The panel also addressed the asphalt elephant in the room: whether including money for highway widening would be necessary to get a measure passed across nine counties.

"We are really promoting a balanced expenditure, that also has road and highway improvements," said Loper.

Of course, such a suggestion was anathema to advocates such as Owens and some members of the BART board, considering decades of over-expenditure on road widening while transit was left to fester. But the panelists started working out a compromise, exploring ways to make a regional measure beneficial even to far-flung suburbs that don't currently have rail service. Owens and Griffiths suggested including funds for regional express bus services that connect to BART without additional charges. They also want to see buses that don't cater just to single counties. "And don’t penalize them with an additional bus fee" when they transfer to and from BART and other agencies, added Owens. Several pointed out that road improvements can also mean protected bike lanes, bulb-outs, wider sidewalks, and other pedestrian safety measures.
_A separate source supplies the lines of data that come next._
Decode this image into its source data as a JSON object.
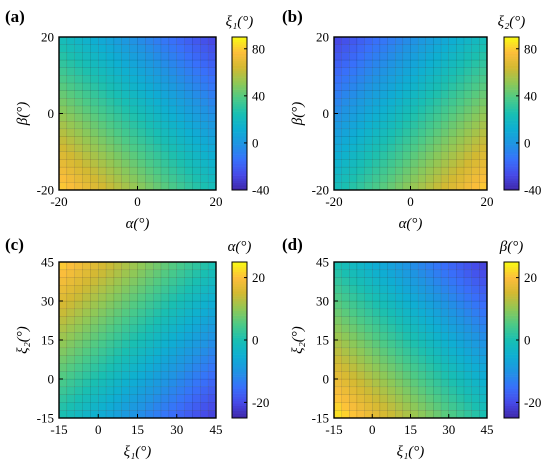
{
  "chart_data": [
    {
      "type": "heatmap",
      "panel_label": "(a)",
      "xlabel": "α(°)",
      "ylabel": "β(°)",
      "colorbar_label": "ξ₁(°)",
      "x_ticks": [
        "-20",
        "0",
        "20"
      ],
      "y_ticks": [
        "-20",
        "0",
        "20"
      ],
      "colorbar_ticks": [
        "-40",
        "0",
        "40",
        "80"
      ],
      "xlim": [
        -20,
        20
      ],
      "ylim": [
        -20,
        20
      ],
      "clim": [
        -40,
        90
      ],
      "colorbar_tick_values": [
        -40,
        0,
        40,
        80
      ],
      "grid_size": 20,
      "corner_values": {
        "bottom_left": 82,
        "bottom_right": 22,
        "top_left": 22,
        "top_right": -30
      }
    },
    {
      "type": "heatmap",
      "panel_label": "(b)",
      "xlabel": "α(°)",
      "ylabel": "β(°)",
      "colorbar_label": "ξ₂(°)",
      "x_ticks": [
        "-20",
        "0",
        "20"
      ],
      "y_ticks": [
        "-20",
        "0",
        "20"
      ],
      "colorbar_ticks": [
        "-40",
        "0",
        "40",
        "80"
      ],
      "xlim": [
        -20,
        20
      ],
      "ylim": [
        -20,
        20
      ],
      "clim": [
        -40,
        90
      ],
      "colorbar_tick_values": [
        -40,
        0,
        40,
        80
      ],
      "grid_size": 20,
      "corner_values": {
        "bottom_left": 22,
        "bottom_right": 82,
        "top_left": -30,
        "top_right": 22
      }
    },
    {
      "type": "heatmap",
      "panel_label": "(c)",
      "xlabel": "ξ₁(°)",
      "ylabel": "ξ₂(°)",
      "colorbar_label": "α(°)",
      "x_ticks": [
        "-15",
        "0",
        "15",
        "30",
        "45"
      ],
      "y_ticks": [
        "-15",
        "0",
        "15",
        "30",
        "45"
      ],
      "colorbar_ticks": [
        "-20",
        "0",
        "20"
      ],
      "xlim": [
        -15,
        45
      ],
      "ylim": [
        -15,
        45
      ],
      "clim": [
        -25,
        25
      ],
      "colorbar_tick_values": [
        -20,
        0,
        20
      ],
      "grid_size": 20,
      "corner_values": {
        "bottom_left": 0,
        "bottom_right": -22,
        "top_left": 22,
        "top_right": 0
      }
    },
    {
      "type": "heatmap",
      "panel_label": "(d)",
      "xlabel": "ξ₁(°)",
      "ylabel": "ξ₂(°)",
      "colorbar_label": "β(°)",
      "x_ticks": [
        "-15",
        "0",
        "15",
        "30",
        "45"
      ],
      "y_ticks": [
        "-15",
        "0",
        "15",
        "30",
        "45"
      ],
      "colorbar_ticks": [
        "-20",
        "0",
        "20"
      ],
      "xlim": [
        -15,
        45
      ],
      "ylim": [
        -15,
        45
      ],
      "clim": [
        -25,
        25
      ],
      "colorbar_tick_values": [
        -20,
        0,
        20
      ],
      "grid_size": 20,
      "corner_values": {
        "bottom_left": 24,
        "bottom_right": 0,
        "top_left": 0,
        "top_right": -22
      }
    }
  ]
}
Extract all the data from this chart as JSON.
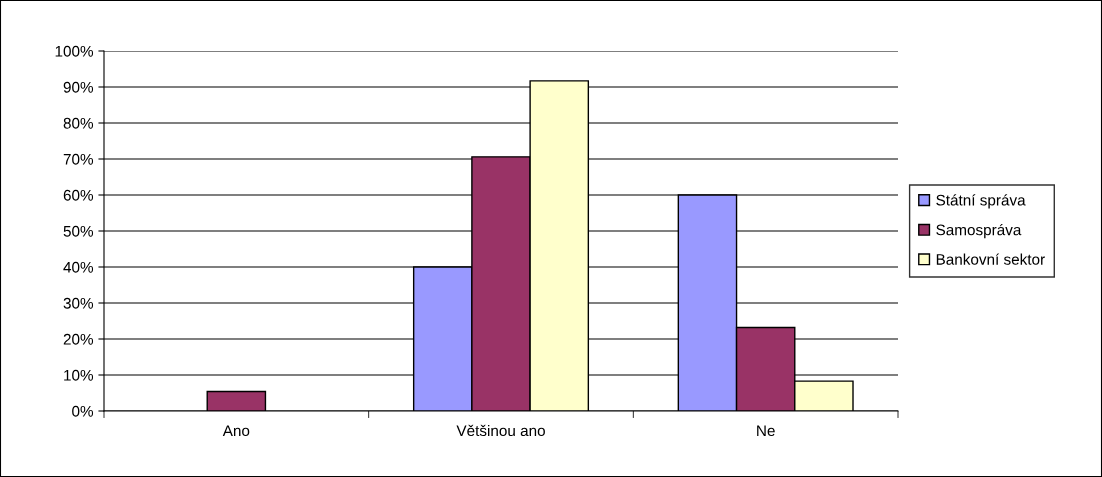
{
  "chart_data": {
    "type": "bar",
    "categories": [
      "Ano",
      "Většinou ano",
      "Ne"
    ],
    "series": [
      {
        "name": "Státní správa",
        "color": "#9999ff",
        "values": [
          null,
          40,
          60
        ]
      },
      {
        "name": "Samospráva",
        "color": "#993366",
        "values": [
          5.4,
          70.6,
          23.2
        ]
      },
      {
        "name": "Bankovní sektor",
        "color": "#ffffcc",
        "values": [
          null,
          91.7,
          8.3
        ]
      }
    ],
    "ylim": [
      0,
      100
    ],
    "yticks": [
      {
        "value": 0,
        "label": "0%"
      },
      {
        "value": 10,
        "label": "10%"
      },
      {
        "value": 20,
        "label": "20%"
      },
      {
        "value": 30,
        "label": "30%"
      },
      {
        "value": 40,
        "label": "40%"
      },
      {
        "value": 50,
        "label": "50%"
      },
      {
        "value": 60,
        "label": "60%"
      },
      {
        "value": 70,
        "label": "70%"
      },
      {
        "value": 80,
        "label": "80%"
      },
      {
        "value": 90,
        "label": "90%"
      },
      {
        "value": 100,
        "label": "100%"
      }
    ],
    "grid": "y",
    "legend": "right"
  }
}
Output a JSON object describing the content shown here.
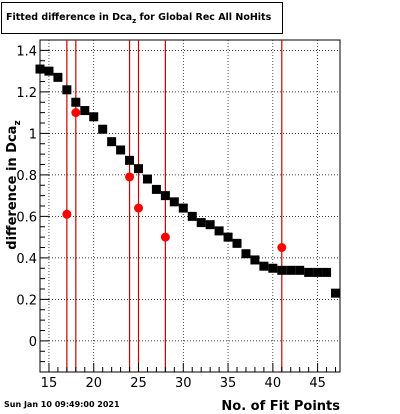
{
  "title": {
    "prefix": "Fitted difference in Dca",
    "subscript": "z",
    "suffix": " for Global Rec All NoHits"
  },
  "footer": {
    "timestamp": "Sun Jan 10 09:49:00 2021"
  },
  "colors": {
    "series_black": "#000000",
    "series_red": "#ff0000",
    "vlines": "#cc0000",
    "grid": "#000000"
  },
  "chart_data": {
    "type": "scatter",
    "xlabel": "No. of Fit Points",
    "ylabel": "difference in Dca",
    "ylabel_subscript": "z",
    "xlim": [
      14,
      47.5
    ],
    "ylim": [
      -0.15,
      1.45
    ],
    "x_ticks": [
      15,
      20,
      25,
      30,
      35,
      40,
      45
    ],
    "y_ticks": [
      0,
      0.2,
      0.4,
      0.6,
      0.8,
      1,
      1.2,
      1.4
    ],
    "grid": true,
    "series": [
      {
        "marker": "square",
        "color": "#000000",
        "points": [
          [
            14,
            1.31
          ],
          [
            15,
            1.3
          ],
          [
            16,
            1.27
          ],
          [
            17,
            1.21
          ],
          [
            18,
            1.15
          ],
          [
            19,
            1.11
          ],
          [
            20,
            1.08
          ],
          [
            21,
            1.02
          ],
          [
            22,
            0.96
          ],
          [
            23,
            0.92
          ],
          [
            24,
            0.87
          ],
          [
            25,
            0.83
          ],
          [
            26,
            0.78
          ],
          [
            27,
            0.73
          ],
          [
            28,
            0.7
          ],
          [
            29,
            0.67
          ],
          [
            30,
            0.64
          ],
          [
            31,
            0.6
          ],
          [
            32,
            0.57
          ],
          [
            33,
            0.56
          ],
          [
            34,
            0.53
          ],
          [
            35,
            0.5
          ],
          [
            36,
            0.47
          ],
          [
            37,
            0.42
          ],
          [
            38,
            0.39
          ],
          [
            39,
            0.36
          ],
          [
            40,
            0.35
          ],
          [
            41,
            0.34
          ],
          [
            42,
            0.34
          ],
          [
            43,
            0.34
          ],
          [
            44,
            0.33
          ],
          [
            45,
            0.33
          ],
          [
            46,
            0.33
          ],
          [
            47,
            0.23
          ]
        ]
      },
      {
        "marker": "circle",
        "color": "#ff0000",
        "points": [
          [
            17,
            0.61
          ],
          [
            18,
            1.1
          ],
          [
            24,
            0.79
          ],
          [
            25,
            0.64
          ],
          [
            28,
            0.5
          ],
          [
            41,
            0.45
          ]
        ]
      }
    ],
    "vlines": [
      17,
      18,
      24,
      25,
      28,
      41
    ]
  }
}
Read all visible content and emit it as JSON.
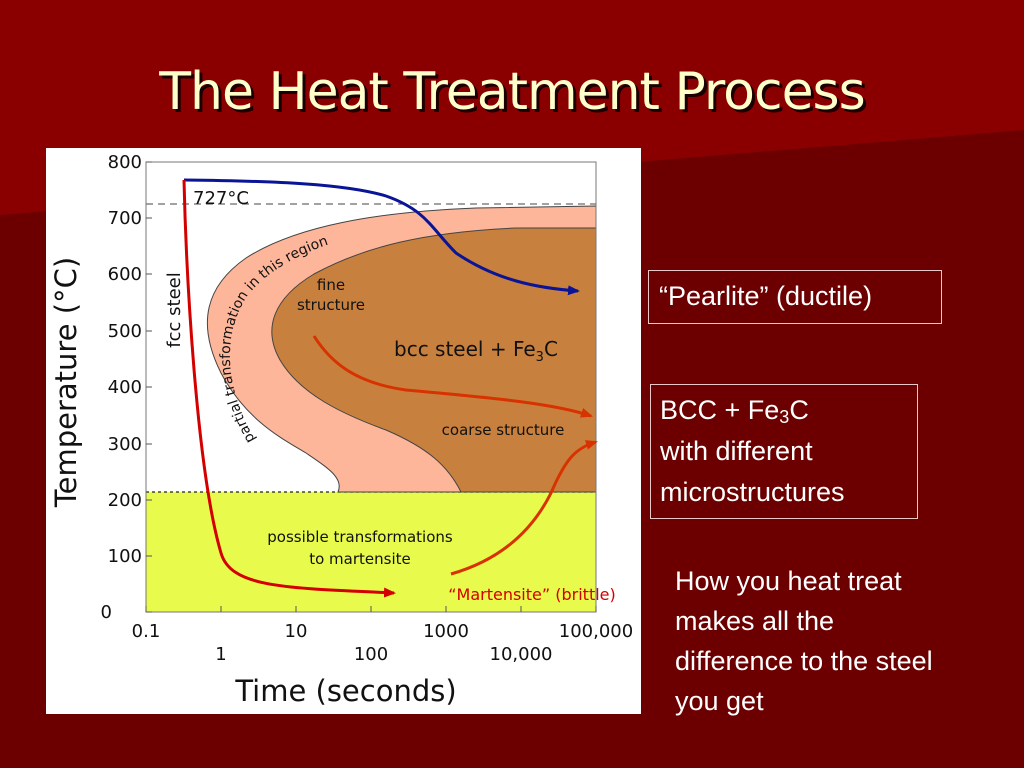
{
  "slide": {
    "title": "The Heat Treatment Process",
    "colors": {
      "background": "#6e0000",
      "title": "#ffffcc",
      "text": "#ffffff"
    }
  },
  "diagram": {
    "y_axis_label": "Temperature (°C)",
    "y_ticks": [
      "800",
      "700",
      "600",
      "500",
      "400",
      "300",
      "200",
      "100",
      "0"
    ],
    "x_axis_label": "Time (seconds)",
    "x_ticks_upper": [
      "0.1",
      "10",
      "1000",
      "100,000"
    ],
    "x_ticks_lower": [
      "1",
      "100",
      "10,000"
    ],
    "eutectoid_label": "727°C",
    "fcc_label": "fcc steel",
    "partial_label": "partial transformation in this region",
    "fine_line1": "fine",
    "fine_line2": "structure",
    "bcc_label_main": "bcc steel + Fe",
    "bcc_label_sub": "3",
    "bcc_label_end": "C",
    "coarse_label": "coarse structure",
    "martensite_region_line1": "possible transformations",
    "martensite_region_line2": "to martensite",
    "martensite_label": "“Martensite” (brittle)",
    "colors": {
      "partial_band": "#fdb69a",
      "bcc_region": "#c8803e",
      "martensite_zone": "#e8fb4c",
      "pearlite_curve": "#0a1496",
      "quench_curve": "#d40000",
      "red_arrows": "#d83200"
    }
  },
  "callouts": {
    "pearlite": "“Pearlite” (ductile)",
    "bcc_line1_main": "BCC + Fe",
    "bcc_line1_sub": "3",
    "bcc_line1_end": "C",
    "bcc_line2": "with different",
    "bcc_line3": "microstructures"
  },
  "note": {
    "line1": "How you heat treat",
    "line2": "makes all the",
    "line3": "difference to the steel",
    "line4": "you get"
  }
}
But getting support from two-thirds of voters will still be a challenge, and it would be necessary if a measure is put to the vote. Griffiths suggested that advocates should start working on a signature-gathering campaign, run by private citizens. A citizen-led ballot measure currently requires only a majority of voters to approve it. "We need to focus on how we can reduce the voter threshold, so the measure will require a simple majority," he said.